We can learn from clients who have weathered big job changes with grace.

Here’s what they do:

  1. They notice, honor, and gently detach from the intensity of their own reactions to unforeseen events. What if people who loudly communicated their disapproval of your work suddenly express their appreciation now that you’re leaving? How will that land for you? Will you be angry? Maybe, but how can you acknowledge your (justifiable) reaction without letting it overtake you? How can you empathize with yourself and let the strong feelings in and eventually pass? Instead of getting angry, can you simply say thank you and move on?
  2. Leaders who are making a job change manage their emotions when other people react to their departure with projections and other off-base responses. Some colleagues may be jealous, others may be happy for us, and still others may be indifferent. No matter what our bosses, peers, and subordinates do, we can be sure that their actions are about them. They are not ours to own, fix, or manage. That doesn’t mean we can’t be empathetic or understand. After all, your leaving is going to affect others. Although your job change may be an exciting opportunity for you, it could be a straight out loss for them. How can you be present for them, allowing them to share their feelings without taking it personally?
  3. Leaders who successfully make a transition realign the boundaries of their roles while they’re finishing their old jobs. In other words, once they’ve resigned, they learn to let go and (graciously) become lame ducks.
    • We need to consider that our work might shift the moment we say we are departing. Successful nurse leaders who change jobs think about what is and what is not their responsibility now that they are leaving. Is it their responsibility to find their replacement? Usually the answer is no. Is it their responsibility to leave the job in good condition so that others can pick it up? Usually the answer is yes, but what does “good condition” mean? Will others want to come in and make significant changes? These questions may seem clear cut, but for most managerial positions, they are not.
    • We will have more insight if we are aware of how we handle the wishes of others in “ordinary” times. If we are accustomed to attending to others’ needs before our own, that’s what we’ll do here, too. Although that might be helpful up to a point, it can be detrimental to the organization when other people need to pick up our responsibilities. Those who are staying may want to change what we’ve done and create their own way forward. Trying to do this for them will annoy them, and exhaust us and everyone else in the process.

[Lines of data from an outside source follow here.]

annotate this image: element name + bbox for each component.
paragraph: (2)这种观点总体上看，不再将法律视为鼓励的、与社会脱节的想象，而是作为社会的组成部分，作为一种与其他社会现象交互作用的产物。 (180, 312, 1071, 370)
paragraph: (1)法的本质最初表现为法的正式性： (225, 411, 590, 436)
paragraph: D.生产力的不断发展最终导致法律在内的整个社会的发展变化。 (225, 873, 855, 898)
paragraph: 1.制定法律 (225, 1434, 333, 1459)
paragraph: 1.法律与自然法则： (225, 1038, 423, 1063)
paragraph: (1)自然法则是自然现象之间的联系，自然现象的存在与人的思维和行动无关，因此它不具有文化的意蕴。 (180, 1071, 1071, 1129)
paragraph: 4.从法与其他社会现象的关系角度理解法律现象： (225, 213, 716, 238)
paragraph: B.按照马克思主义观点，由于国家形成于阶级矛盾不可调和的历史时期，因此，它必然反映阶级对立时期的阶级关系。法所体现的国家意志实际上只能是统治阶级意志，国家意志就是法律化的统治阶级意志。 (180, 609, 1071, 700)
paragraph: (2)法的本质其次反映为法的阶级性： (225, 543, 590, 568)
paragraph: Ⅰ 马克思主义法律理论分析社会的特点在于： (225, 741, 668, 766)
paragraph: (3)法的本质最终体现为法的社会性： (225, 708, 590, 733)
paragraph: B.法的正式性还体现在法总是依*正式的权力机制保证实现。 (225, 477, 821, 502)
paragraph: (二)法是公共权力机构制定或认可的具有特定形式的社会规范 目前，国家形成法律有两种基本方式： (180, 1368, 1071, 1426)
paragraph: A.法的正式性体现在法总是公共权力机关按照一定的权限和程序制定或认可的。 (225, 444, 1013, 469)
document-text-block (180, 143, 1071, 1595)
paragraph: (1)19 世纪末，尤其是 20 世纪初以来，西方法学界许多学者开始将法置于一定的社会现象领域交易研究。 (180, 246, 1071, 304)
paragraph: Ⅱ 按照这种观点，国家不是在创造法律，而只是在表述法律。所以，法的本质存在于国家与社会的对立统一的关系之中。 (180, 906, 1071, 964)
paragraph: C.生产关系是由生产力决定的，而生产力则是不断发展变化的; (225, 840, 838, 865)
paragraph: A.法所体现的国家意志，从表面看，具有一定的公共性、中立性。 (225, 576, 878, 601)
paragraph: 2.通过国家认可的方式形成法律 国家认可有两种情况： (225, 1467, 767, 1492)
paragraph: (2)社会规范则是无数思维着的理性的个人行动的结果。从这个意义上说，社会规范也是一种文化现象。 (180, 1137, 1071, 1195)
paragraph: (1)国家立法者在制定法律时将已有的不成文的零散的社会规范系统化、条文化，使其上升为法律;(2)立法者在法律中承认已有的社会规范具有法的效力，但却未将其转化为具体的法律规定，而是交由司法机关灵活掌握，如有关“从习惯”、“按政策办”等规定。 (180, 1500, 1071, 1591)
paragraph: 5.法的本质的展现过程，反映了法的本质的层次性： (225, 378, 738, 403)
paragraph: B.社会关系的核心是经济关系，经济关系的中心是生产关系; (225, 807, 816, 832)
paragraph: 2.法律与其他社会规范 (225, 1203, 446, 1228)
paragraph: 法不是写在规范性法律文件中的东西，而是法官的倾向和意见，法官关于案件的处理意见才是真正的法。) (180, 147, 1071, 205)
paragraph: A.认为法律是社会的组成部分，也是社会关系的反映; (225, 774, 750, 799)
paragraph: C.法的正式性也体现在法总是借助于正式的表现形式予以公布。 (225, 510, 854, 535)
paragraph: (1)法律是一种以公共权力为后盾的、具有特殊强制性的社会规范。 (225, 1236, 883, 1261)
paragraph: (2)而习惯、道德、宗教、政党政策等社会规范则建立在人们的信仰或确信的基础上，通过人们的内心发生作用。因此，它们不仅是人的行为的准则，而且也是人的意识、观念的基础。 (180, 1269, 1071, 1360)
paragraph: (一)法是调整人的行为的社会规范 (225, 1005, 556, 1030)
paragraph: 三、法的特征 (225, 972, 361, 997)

    • There are 2 questions that can help us assess our instincts to “help”:
      • Who am I serving by doing this (or offering this, or saying this)?

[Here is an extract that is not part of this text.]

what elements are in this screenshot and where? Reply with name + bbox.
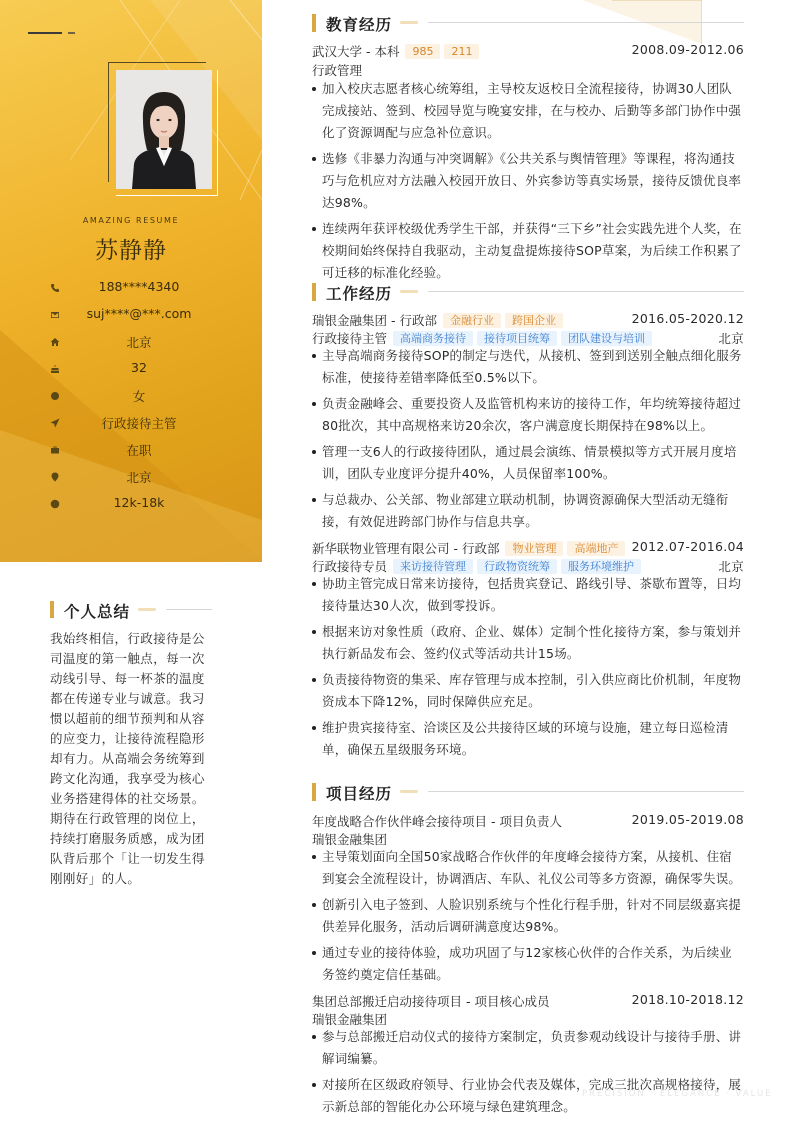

      • Is doing this (or offering it or saying it) in my own or the organization’s best interest?

Leaders who announce their intention to leave, but stay to make a transition, may notice that their feelings about the organization and their team members evolve in the process. This is normal. You may see sides of our colleagues that you have not perceived before. What you see doesn’t have to be ominous or unpleasant. In fact, you may see the best of your teammates as they face losing you.

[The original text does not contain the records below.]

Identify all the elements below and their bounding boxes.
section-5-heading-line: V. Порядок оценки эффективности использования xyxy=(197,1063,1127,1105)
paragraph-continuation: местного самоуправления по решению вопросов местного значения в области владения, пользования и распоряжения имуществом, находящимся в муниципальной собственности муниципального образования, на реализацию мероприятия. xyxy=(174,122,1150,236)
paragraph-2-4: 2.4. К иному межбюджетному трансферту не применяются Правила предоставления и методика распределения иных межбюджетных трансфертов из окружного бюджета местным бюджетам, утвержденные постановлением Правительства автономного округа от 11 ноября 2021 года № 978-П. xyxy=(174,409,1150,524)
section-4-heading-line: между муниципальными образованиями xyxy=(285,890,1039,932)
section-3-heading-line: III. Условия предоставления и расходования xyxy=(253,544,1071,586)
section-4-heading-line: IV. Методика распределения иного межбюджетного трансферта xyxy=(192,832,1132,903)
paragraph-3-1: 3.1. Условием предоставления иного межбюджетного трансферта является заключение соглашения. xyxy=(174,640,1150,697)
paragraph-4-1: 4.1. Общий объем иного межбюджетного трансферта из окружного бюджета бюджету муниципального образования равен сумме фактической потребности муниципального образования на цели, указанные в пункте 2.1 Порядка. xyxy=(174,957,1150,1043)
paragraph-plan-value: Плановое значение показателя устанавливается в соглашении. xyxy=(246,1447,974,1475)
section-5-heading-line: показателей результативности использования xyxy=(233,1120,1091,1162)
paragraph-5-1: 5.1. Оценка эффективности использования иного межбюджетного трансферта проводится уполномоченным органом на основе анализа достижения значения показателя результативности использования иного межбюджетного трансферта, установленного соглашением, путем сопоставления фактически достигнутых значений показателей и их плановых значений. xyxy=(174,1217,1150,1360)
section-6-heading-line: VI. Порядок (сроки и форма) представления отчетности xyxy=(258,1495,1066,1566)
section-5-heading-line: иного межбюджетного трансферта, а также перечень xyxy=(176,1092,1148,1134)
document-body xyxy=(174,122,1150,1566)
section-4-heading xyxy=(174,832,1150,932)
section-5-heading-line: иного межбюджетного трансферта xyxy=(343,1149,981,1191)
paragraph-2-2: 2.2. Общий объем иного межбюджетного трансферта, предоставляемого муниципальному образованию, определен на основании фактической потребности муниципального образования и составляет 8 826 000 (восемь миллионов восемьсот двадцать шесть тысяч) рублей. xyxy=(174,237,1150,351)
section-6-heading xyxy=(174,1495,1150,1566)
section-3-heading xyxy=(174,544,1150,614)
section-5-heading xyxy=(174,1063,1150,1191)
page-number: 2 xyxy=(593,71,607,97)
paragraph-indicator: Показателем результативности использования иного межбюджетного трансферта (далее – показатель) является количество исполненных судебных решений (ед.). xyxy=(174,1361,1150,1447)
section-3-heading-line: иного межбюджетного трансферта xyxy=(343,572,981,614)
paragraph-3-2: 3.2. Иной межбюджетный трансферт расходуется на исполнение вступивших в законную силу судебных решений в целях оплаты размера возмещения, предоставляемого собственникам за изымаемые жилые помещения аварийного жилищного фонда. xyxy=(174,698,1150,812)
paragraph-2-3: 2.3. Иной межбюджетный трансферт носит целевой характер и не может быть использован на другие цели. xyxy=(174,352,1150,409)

Whether your departure is sweet or otherwise, how can you take care of yourself during these emotionally demanding times? How can you take in what you wish, sensitively deflect that is not yours to own, and stay balanced and present as you do it? Your answers will lie in other parts of your life: when significant events happen, what do you do to stay present for special moments of joy, sorrow, and places in between? Your answers are your own “best practices,” and if you can bring them to the work of leaving a job, you will help everyone successfully adjust to your collective new reality.